A hand swatted at my leg, jarring me out of bliss. I turned onto my back, lazy, graceful. Was that Shiny? I could not see him. My plan had failed, then, and we would both die when we struck the ground. He would come back to life. I would not.

I reached up, offering my hands to him. He caught them this time, fumbling once, then drawing me close and wrapping his arms around me. I relaxed against his warm solidity, lulled by the rushing wind. Good. I would not die alone.

Because my ear was against his chest, I felt him stiffen and heard his harsh gasp. His heart thudded hard once, against my cheek. Then—

Light.

By the Three, so bright! All around me. I shut my eyes and still saw Shiny’s form blazing before me, thinning the darkness of my vision. I could feel it against my skin, like the pressure of sunbeams. We streaked toward the earth like things I had imagined but would never see with my own eyes. Like a comet. Like a falling star.

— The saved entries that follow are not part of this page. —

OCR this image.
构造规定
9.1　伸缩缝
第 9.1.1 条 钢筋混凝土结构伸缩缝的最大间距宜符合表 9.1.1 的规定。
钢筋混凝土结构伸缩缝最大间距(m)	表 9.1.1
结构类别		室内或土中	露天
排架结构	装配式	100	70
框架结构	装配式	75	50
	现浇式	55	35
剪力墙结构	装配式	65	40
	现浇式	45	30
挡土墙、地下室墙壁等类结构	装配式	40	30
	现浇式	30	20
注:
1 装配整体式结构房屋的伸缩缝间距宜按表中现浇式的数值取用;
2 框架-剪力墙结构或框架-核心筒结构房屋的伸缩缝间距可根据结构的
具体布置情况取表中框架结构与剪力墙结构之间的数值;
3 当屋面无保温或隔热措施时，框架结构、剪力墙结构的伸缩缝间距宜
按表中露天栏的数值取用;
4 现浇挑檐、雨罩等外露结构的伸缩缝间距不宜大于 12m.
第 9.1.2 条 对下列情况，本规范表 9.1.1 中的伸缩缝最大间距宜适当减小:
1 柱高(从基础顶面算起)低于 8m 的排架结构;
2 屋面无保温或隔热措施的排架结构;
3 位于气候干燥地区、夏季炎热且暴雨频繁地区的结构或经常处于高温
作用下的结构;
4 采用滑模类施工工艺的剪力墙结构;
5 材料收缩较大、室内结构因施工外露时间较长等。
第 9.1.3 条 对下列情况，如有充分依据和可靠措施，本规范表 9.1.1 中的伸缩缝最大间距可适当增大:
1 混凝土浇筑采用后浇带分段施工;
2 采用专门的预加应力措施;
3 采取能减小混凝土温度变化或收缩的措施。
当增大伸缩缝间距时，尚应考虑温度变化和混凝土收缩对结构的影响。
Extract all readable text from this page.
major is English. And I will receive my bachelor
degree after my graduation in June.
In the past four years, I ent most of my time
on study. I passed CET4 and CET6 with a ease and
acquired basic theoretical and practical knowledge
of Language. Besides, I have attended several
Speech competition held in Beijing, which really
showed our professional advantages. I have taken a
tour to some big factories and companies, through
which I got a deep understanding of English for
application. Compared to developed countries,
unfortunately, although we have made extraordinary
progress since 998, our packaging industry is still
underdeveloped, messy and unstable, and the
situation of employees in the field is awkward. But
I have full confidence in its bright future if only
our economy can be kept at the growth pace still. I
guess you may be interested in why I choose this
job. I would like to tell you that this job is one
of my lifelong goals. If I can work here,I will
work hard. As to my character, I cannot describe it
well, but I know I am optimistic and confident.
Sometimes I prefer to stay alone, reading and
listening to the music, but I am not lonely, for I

Our descent slowed. The wind’s roar grew softer, gentler. Something had reversed gravity’s pull. Were we flying now? Floating. How far had we fallen, how much farther to go? How long before the sun was gone, and—

Shiny cried out. His light vanished, snuffed all at once, and with it went the force that had kept us afloat. We fell again, helpless now, with nothing left to stop us.

I felt no fear.

But Shiny was doing something. Twisting, panting with effort or perhaps the aftermath of his magic. I felt us turn in the air—

And then we hit the ground.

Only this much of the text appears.